CuAl | Nothing but Time
Nothing Phone (3a) – CuAl
By Kester Wong
Hello everyone,
I’m Kester — a designer and maker based in Singapore.
Design, for me, began with sculpture.
I started by shaping clay, carving wood — materials that demanded patience, that changed with every touch. Over time, my practice evolved from crafting standalone objects to exploring how material, memory, and interaction converge. I’ve always been drawn to things that hold presence: that age, that respond, that quietly witness our lives. After moving from the U.S. back to Singapore, this curiosity deepened — especially in a world where everything feels disposable.
I believe objects shouldn’t just be used — they should grow with us.
That belief is at the heart of CuAl, wanting to answer:
What if your phone didn’t resist time — but welcomed it?
What if it became more personal the more you used it?
In a world chasing speed and sleek perfection, what happens when we let our devices slow down? When we allow them to age — to respond, reflect, and remember?
These questions sparked the journey.
CuAl – A Concept Rooted in Time
What if a phone didn’t resist the passage of time, but welcomed it? What if it became more personal the more you used it? Not just a tool — but a companion, shaped by your gestures and habits. Unlike mass-produced devices, this phone embraces time. The side panels change with use, forming a distinct, individual patina. More than sustainable, this design is soulful.
That idea became CuAl — a concept phone that carries memory not in megabytes, but in matter. The aluminum bronze frame darkens where your grip lingers. It shines where your fingers wander. It doesn’t wear out — it wears in. Every mark, every polish, every smudge becomes a quiet autobiography written in material.

References | Building a Vocabulary of Touch
Every object tells a story — not just in how it looks, but in how it lives. Our reference board became a mood archive of tactile memory. Four key themes guided us:
Touch – Surfaces that whisper. A satin brush that softens. A polished face that remembers a gesture. A matte skin that keeps secrets.
History – Bronze once shaped our earliest tools and statues. It’s a metal with a legacy — one that marked civilizations, now reimagined.
Industry – Today, aluminum bronze is prized in the maritime world — used in bolts, valves, and ship parts for its corrosion resistance and strength. Its toughness makes it essential. Its beauty makes it surprising.
Revive – We saw an opportunity to give new life to discarded materials.

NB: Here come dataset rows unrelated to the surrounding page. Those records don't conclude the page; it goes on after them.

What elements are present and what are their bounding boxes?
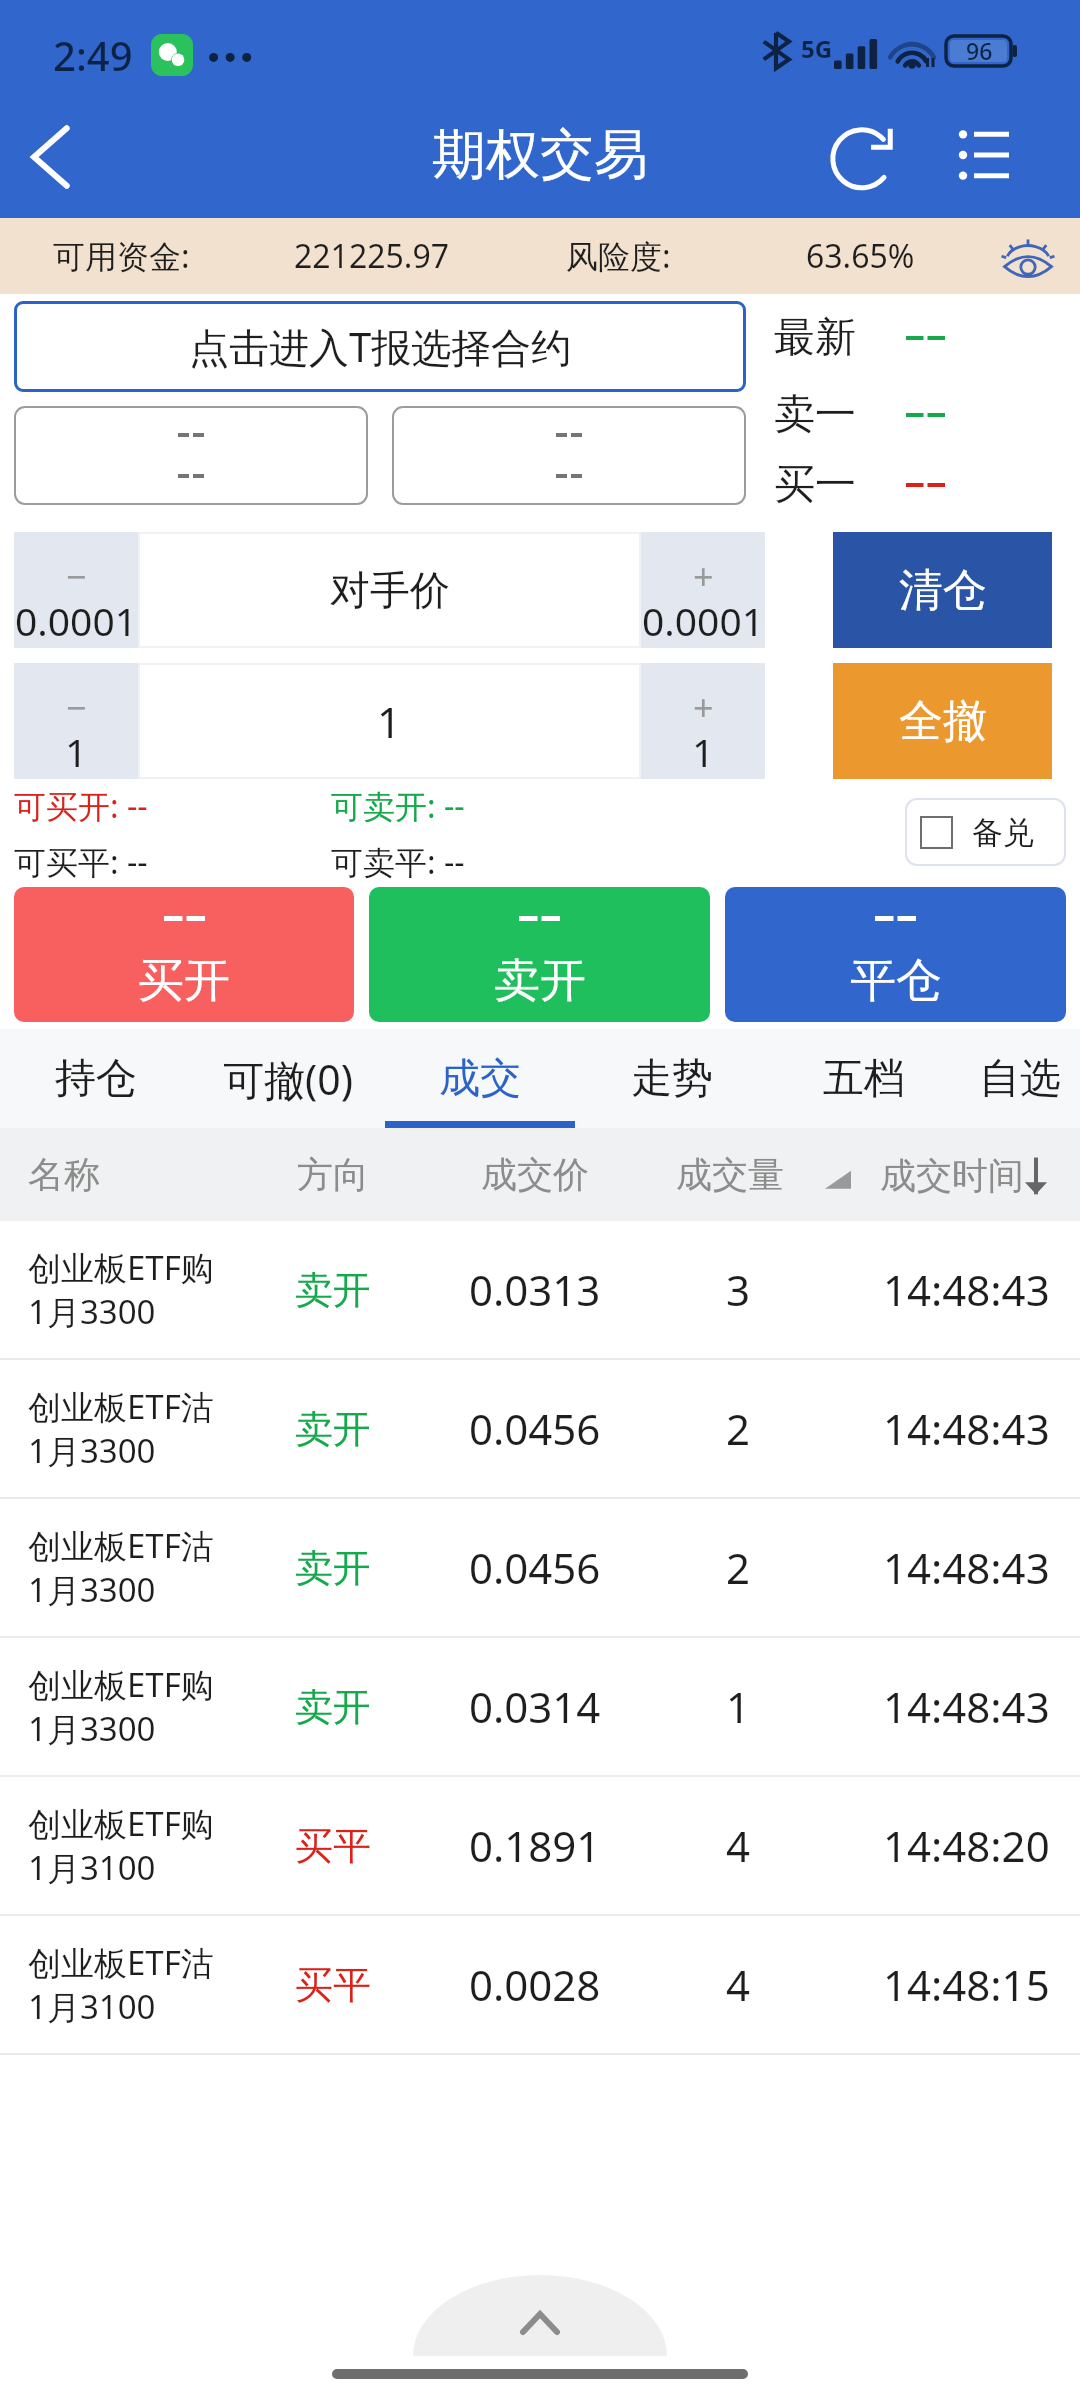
staticText: 买平: [295, 1961, 371, 2009]
staticText: 1: [692, 725, 715, 778]
button[interactable]: 平仓: [725, 887, 1066, 1022]
staticText: 平仓: [850, 952, 942, 1010]
staticText: 创业板ETF沽 1月3100: [28, 1940, 214, 2029]
staticText: 1: [726, 1678, 751, 1735]
staticText: 买平: [295, 1822, 371, 1870]
staticText: 卖开: [295, 1683, 371, 1731]
staticText: 清仓: [899, 563, 987, 618]
button[interactable]: Refresh: [804, 110, 924, 200]
staticText: 0.1891: [469, 1817, 601, 1874]
staticText: 备兑: [972, 813, 1034, 852]
button[interactable]: 创业板ETF购 1月3300: [0, 1221, 1080, 1358]
staticText: 创业板ETF沽 1月3300: [28, 1384, 214, 1473]
button[interactable]: 创业板ETF购 1月3100: [0, 1777, 1080, 1914]
staticText: 0.0456: [469, 1400, 601, 1457]
staticText: +: [693, 683, 714, 732]
staticText: 风险度:: [566, 234, 671, 278]
button[interactable]: 买开: [14, 887, 354, 1022]
staticText: 0.0456: [469, 1539, 601, 1596]
staticText: 可撤(0): [223, 1051, 354, 1107]
staticText: −: [66, 552, 87, 601]
button[interactable]: 走势: [576, 1029, 768, 1128]
staticText: 0.0313: [469, 1261, 601, 1318]
button[interactable]: 清仓: [833, 532, 1052, 648]
staticText: 可卖平: --: [331, 840, 465, 884]
staticText: 63.65%: [806, 234, 915, 278]
staticText: 可用资金:: [53, 234, 190, 278]
staticText: 走势: [631, 1053, 713, 1105]
staticText: 2: [726, 1539, 751, 1596]
button[interactable]: 点击进入T报选择合约: [14, 301, 746, 392]
staticText: 0.0028: [469, 1956, 601, 2013]
staticText: 成交量: [676, 1152, 784, 1197]
staticText: 全撤: [899, 694, 987, 749]
button[interactable]: 持仓: [0, 1029, 192, 1128]
staticText: 4: [726, 1956, 751, 2013]
staticText: 221225.97: [294, 234, 450, 278]
staticText: 可卖开: --: [331, 784, 465, 828]
staticText: 创业板ETF购 1月3100: [28, 1801, 214, 1890]
button[interactable]: 全撤: [833, 663, 1052, 779]
staticText: 买开: [138, 952, 230, 1010]
staticText: 期权交易: [432, 121, 648, 189]
staticText: 2:49: [53, 28, 133, 82]
staticText: 创业板ETF购 1月3300: [28, 1245, 214, 1334]
staticText: 14:48:43: [883, 1261, 1050, 1318]
staticText: 成交: [439, 1053, 521, 1105]
staticText: 3: [726, 1261, 751, 1318]
staticText: 五档: [823, 1053, 905, 1105]
button[interactable]: 创业板ETF沽 1月3300: [0, 1360, 1080, 1497]
button[interactable]: 卖开: [369, 887, 710, 1022]
staticText: 14:48:43: [883, 1678, 1050, 1735]
button[interactable]: Toggle balance visibility: [976, 218, 1080, 294]
staticText: 买一: [774, 459, 856, 511]
staticText: 卖一: [774, 389, 856, 441]
staticText: 持仓: [55, 1053, 137, 1105]
staticText: 最新: [774, 312, 856, 364]
staticText: 14:48:43: [883, 1400, 1050, 1457]
staticText: 创业板ETF购 1月3300: [28, 1662, 214, 1751]
button[interactable]: Back: [0, 110, 100, 204]
button[interactable]: 备兑: [905, 798, 1066, 866]
staticText: 14:48:43: [883, 1539, 1050, 1596]
button[interactable]: −: [14, 532, 138, 648]
staticText: 创业板ETF沽 1月3300: [28, 1523, 214, 1612]
button[interactable]: [14, 406, 368, 505]
staticText: −: [66, 683, 87, 732]
staticText: 卖开: [295, 1405, 371, 1453]
staticText: 点击进入T报选择合约: [189, 319, 572, 374]
button[interactable]: +: [641, 532, 765, 648]
button[interactable]: 创业板ETF购 1月3300: [0, 1638, 1080, 1775]
staticText: +: [693, 552, 714, 601]
staticText: 0.0314: [469, 1678, 601, 1735]
staticText: 4: [726, 1817, 751, 1874]
staticText: 96: [966, 35, 993, 66]
staticText: 1: [377, 693, 402, 750]
staticText: 14:48:15: [883, 1956, 1050, 2013]
staticText: 0.0001: [15, 594, 137, 647]
staticText: 可买开: --: [14, 784, 148, 828]
button[interactable]: 成交: [384, 1029, 576, 1128]
button[interactable]: 创业板ETF沽 1月3100: [0, 1916, 1080, 2053]
staticText: 方向: [297, 1152, 369, 1197]
staticText: 0.0001: [642, 594, 764, 647]
button[interactable]: 创业板ETF沽 1月3300: [0, 1499, 1080, 1636]
button[interactable]: [392, 406, 746, 505]
button[interactable]: 五档: [768, 1029, 960, 1128]
staticText: 1: [65, 725, 88, 778]
button[interactable]: 可撤(0): [192, 1029, 384, 1128]
staticText: 卖开: [494, 952, 586, 1010]
staticText: 5G: [801, 32, 833, 65]
staticText: 2: [726, 1400, 751, 1457]
staticText: 卖开: [295, 1544, 371, 1592]
button[interactable]: +: [641, 663, 765, 779]
staticText: 对手价: [330, 565, 450, 615]
staticText: 名称: [28, 1152, 100, 1197]
staticText: 可买平: --: [14, 840, 148, 884]
staticText: 卖开: [295, 1266, 371, 1314]
staticText: 成交时间: [880, 1153, 1024, 1198]
staticText: 14:48:20: [883, 1817, 1050, 1874]
button[interactable]: 自选: [960, 1029, 1080, 1128]
button[interactable]: Menu: [924, 110, 1044, 200]
button[interactable]: −: [14, 663, 138, 779]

A way to revive both purpose and poetry.
Together, these threads became a material language — one rooted in time, touch, and transformation.

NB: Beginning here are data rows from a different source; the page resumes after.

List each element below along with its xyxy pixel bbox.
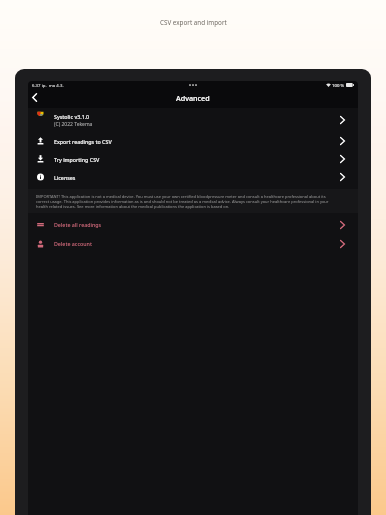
button[interactable]: Delete account — [28, 234, 358, 253]
button[interactable]: Delete all readings — [28, 215, 358, 234]
staticText: IMPORTANT! This application is not a med… — [36, 194, 338, 209]
staticText: Try importing CSV — [54, 156, 100, 163]
button[interactable]: Systolic v3.1.0 — [28, 108, 358, 132]
staticText: CSV export and import — [160, 18, 227, 27]
button[interactable]: Licenses — [28, 168, 358, 186]
button[interactable]: Try importing CSV — [28, 150, 358, 168]
button[interactable]: Export readings to CSV — [28, 132, 358, 150]
staticText: Advanced — [176, 93, 210, 103]
staticText: 6.37 ip. ma 4.3. — [32, 82, 64, 88]
staticText: Export readings to CSV — [54, 138, 112, 145]
staticText: Licenses — [54, 174, 76, 181]
staticText: Delete account — [54, 240, 92, 247]
staticText: 100 % — [332, 82, 345, 88]
staticText: Systolic v3.1.0 — [54, 113, 90, 120]
staticText: Delete all readings — [54, 221, 102, 228]
button[interactable]: Back — [28, 88, 42, 107]
staticText: (C) 2022 Tekema — [54, 121, 93, 128]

CMF Research | CuAl Exploration
Back in the studio, my hands took the lead.
I started by sourcing 100% copper and aluminum scraps — salvaged plumbing pipes, industrial offcuts, forgotten wiring. I melted them down and cast my own aluminum bronze alloy using existing metallurgical recipes as a starting point. It was dirty, hands-on work — but that’s what made it real.
What emerged from the crucible wasn’t just metal — it was material rebirth. A synthesis of past lives: discarded things now reimagined into a phone that remembers.
This was sustainability with soul. Every ingot carried echoes of where it came from. And every test surface I poured, sanded, and polished showed something new: how this alloy holds light. How it holds touch. How it holds time.

CMF Research | Concept Selection
From my growing library of textures and trials, I began to shape the final expression of CuAl — a phone designed not to stay the same, but to evolve.
This exploration visualizes different arrangements of aluminum bronze, copper, and aluminum across the internal back panel — each block representing a distinct finish: polished, satin, and matte. These aren’t just aesthetic decisions. They’re studies in contrast and transformation.
Beneath the glass lies a quiet composition — not silent, but intentional. Subtle glints of copper and aluminum nod to the alloy’s roots, grounding the design in elemental honesty. In this sealed space, the materials remain untouched, preserved — a still memory of where CuAl begins.
Meanwhile, the same finishes reappear on the phone’s exterior: along the frame, on the buttons, in every corner your hand meets. The frame — where your fingers naturally rest and grip — is made of exposed aluminum bronze. These surfaces are left intentionally bare, inviting oxidation, darkening, and shine. Designed to change, to respond, to record your touch.
Each finish offered a different feel, a different future. Some soft and quiet. Others bold and brassy. But what I loved most: no single version was final. Time finishes it for you.
This is material as memory — a phone that ages with you, shaped by your gestures, and etched by your presence. A fingerprint in bronze. A story only you can leave behind.

Nothing Phone (3a) – CuAl
is a small act of resistance in a world of planned obsolescence.
It’s not designed to stay new. It’s designed to grow with you.
As designers and material storytellers, we believe in making things that remember — that carry the past while shaping the future.
That respond not just to trends, but to touch.
This isn’t just a concept.
It’s a proposition: that your phone could become more you, the more you live with it.